As that century progressed, more diversity was evident among Adirondack memoir writers. Martha Reben wrote about her contest with TB and the kindnesses of laconic Saranac Lakes guide Fred Rice. Anne LaBastille, in her “Woodswoman” set, expounded on life as a recluse in the Beaver River region, and about her passion for wilderness preservation. In contrast, Pat Thompson described how the coming of the snowmobile brought wintertime economic relief to the same region. And Alice Paden Green, only recently deceased, described in frank terms what it was like growing up Black in a gritty, prejudiced Adirondack mining town.

Adam Hochschilds’s “Half the Way Home” is a classic of the modern era.

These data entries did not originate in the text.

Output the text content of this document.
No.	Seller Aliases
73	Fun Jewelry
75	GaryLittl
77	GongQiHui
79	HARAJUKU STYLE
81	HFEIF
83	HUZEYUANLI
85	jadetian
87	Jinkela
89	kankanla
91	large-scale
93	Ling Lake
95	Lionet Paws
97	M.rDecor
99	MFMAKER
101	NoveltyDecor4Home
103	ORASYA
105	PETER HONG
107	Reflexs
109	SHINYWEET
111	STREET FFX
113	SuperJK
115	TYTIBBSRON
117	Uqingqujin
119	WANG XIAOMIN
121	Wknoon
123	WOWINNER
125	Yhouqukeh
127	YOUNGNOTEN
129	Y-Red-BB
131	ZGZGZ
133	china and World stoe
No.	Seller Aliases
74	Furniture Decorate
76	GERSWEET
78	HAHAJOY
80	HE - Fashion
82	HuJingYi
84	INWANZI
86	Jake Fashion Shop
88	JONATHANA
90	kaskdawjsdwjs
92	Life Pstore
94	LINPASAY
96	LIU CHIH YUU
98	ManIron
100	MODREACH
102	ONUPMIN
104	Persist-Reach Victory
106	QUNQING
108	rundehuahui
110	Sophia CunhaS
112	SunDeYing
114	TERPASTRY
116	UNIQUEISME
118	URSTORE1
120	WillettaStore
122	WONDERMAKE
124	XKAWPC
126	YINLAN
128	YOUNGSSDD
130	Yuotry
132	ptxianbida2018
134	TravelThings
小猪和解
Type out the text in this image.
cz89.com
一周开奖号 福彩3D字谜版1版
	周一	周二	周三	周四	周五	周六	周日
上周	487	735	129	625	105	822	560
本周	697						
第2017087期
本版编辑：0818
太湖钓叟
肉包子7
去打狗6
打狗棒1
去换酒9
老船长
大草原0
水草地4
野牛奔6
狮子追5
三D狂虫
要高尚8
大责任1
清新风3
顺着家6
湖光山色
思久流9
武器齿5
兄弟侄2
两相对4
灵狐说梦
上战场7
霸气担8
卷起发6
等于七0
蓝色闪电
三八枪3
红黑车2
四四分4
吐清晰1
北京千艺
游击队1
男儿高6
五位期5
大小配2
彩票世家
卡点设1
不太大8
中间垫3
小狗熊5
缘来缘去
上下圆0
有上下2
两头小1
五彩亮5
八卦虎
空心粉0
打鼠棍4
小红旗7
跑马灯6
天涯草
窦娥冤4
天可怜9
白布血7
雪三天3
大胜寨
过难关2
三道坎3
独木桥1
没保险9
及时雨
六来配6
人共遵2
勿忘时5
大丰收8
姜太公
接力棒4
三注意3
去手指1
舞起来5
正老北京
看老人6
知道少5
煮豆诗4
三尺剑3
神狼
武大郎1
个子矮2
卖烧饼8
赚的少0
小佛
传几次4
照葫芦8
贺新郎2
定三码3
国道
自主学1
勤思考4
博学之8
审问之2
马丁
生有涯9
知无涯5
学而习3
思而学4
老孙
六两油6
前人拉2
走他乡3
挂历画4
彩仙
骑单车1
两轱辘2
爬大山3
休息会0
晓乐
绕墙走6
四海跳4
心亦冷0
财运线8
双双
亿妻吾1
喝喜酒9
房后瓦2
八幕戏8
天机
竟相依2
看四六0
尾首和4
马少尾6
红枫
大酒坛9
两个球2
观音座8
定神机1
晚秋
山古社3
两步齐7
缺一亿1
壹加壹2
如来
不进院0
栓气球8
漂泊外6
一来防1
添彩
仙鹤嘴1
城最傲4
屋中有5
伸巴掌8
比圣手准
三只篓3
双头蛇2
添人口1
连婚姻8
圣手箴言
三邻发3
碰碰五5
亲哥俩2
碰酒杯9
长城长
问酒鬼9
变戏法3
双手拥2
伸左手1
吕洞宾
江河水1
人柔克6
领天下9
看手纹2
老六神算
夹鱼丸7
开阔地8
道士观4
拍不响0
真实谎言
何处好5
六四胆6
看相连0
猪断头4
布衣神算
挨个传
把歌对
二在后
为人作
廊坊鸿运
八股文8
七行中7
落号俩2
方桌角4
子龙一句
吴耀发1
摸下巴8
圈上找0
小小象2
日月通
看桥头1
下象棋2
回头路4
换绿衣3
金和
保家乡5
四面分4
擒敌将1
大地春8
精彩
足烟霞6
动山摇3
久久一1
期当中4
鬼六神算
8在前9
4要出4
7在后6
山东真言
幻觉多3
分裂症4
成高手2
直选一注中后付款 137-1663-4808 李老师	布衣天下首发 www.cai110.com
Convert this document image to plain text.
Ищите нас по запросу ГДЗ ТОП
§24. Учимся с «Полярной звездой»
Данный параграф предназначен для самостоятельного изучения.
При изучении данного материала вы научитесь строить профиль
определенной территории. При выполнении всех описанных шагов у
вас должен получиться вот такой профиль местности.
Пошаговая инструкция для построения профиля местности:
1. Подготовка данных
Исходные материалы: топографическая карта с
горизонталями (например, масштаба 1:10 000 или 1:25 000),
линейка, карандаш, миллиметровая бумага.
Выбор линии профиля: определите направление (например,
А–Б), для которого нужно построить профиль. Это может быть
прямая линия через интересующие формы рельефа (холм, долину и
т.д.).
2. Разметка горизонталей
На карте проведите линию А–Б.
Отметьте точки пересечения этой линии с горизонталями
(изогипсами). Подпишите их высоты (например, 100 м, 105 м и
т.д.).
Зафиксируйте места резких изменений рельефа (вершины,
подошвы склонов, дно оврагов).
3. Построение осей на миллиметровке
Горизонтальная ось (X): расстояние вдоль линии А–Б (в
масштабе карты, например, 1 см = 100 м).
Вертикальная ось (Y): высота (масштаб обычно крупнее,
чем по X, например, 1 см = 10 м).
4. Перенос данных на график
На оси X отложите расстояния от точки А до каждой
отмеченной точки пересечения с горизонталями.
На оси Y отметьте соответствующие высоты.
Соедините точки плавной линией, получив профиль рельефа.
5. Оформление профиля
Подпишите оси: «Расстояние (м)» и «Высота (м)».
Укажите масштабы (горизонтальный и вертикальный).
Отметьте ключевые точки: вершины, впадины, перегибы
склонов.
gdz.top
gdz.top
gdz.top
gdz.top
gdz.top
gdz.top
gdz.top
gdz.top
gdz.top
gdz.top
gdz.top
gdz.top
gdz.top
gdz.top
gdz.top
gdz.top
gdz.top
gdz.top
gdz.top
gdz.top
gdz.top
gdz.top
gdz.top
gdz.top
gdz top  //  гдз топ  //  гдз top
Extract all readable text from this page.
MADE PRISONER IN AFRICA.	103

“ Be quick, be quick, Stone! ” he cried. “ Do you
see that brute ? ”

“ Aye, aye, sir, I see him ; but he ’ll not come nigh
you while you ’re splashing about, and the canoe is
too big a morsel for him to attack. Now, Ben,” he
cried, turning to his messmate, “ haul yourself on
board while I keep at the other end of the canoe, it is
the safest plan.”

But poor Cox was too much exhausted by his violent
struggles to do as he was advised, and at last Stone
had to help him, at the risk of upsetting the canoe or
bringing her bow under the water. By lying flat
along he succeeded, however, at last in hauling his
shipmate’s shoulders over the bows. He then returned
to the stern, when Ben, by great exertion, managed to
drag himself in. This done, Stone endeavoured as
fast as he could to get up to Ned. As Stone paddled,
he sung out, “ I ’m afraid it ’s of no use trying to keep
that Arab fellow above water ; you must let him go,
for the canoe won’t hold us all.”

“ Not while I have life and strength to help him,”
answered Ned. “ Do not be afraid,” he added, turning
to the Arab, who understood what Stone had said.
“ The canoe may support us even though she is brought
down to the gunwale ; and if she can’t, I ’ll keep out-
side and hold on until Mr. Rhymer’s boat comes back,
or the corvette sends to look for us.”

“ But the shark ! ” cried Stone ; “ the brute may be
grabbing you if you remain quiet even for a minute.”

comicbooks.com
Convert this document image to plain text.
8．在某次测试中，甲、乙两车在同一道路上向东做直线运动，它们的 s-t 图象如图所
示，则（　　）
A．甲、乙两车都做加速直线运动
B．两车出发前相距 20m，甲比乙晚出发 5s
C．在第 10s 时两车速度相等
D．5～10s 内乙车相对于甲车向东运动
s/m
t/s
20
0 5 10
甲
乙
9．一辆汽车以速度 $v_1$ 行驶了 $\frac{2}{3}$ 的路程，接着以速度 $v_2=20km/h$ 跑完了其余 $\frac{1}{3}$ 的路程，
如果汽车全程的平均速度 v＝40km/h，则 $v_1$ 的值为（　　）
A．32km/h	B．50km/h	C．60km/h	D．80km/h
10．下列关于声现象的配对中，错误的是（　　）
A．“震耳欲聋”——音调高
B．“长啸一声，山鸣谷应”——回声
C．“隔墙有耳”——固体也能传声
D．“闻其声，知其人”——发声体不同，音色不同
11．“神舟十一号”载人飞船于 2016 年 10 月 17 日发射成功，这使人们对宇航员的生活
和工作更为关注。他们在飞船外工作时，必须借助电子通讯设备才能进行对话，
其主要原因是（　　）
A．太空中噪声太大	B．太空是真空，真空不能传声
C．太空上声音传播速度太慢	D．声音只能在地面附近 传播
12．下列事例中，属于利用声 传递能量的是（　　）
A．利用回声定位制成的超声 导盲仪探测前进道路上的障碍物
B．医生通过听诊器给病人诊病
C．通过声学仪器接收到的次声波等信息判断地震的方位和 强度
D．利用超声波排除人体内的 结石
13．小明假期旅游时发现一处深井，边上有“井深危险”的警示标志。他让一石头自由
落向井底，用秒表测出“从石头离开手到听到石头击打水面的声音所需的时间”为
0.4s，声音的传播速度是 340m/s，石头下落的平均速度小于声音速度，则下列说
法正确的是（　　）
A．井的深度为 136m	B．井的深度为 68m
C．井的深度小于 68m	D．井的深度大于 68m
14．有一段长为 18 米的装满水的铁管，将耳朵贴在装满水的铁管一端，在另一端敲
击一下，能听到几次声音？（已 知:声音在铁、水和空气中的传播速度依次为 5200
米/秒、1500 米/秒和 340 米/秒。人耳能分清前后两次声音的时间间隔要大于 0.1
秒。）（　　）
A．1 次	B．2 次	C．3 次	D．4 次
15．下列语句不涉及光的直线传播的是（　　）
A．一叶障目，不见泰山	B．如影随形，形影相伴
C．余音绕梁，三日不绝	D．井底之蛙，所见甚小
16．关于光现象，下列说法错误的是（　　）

The only child of Harold Hochschild, stern and powerful industrialist and founder of the Adirondack Museum (now Experience), Adam was born when his father was in his 50s. He unpacks his difficult childhood in the Eagle Lake vicinity.

The best of the current supply, though, is “Finding True North,” by Middle Saranac Lake’s Fran Yardley. She successfully combines personal and institutional histories and impressions, no easy charge.

We lack space to present all of these titles. All but the oldest may be available online through an author search, in libraries or used book stores or, in the case of the most recent, in circulation. Several are excerpted in “The Adirondack Reader,” third edition, Adirondack Mountain Club, 2009.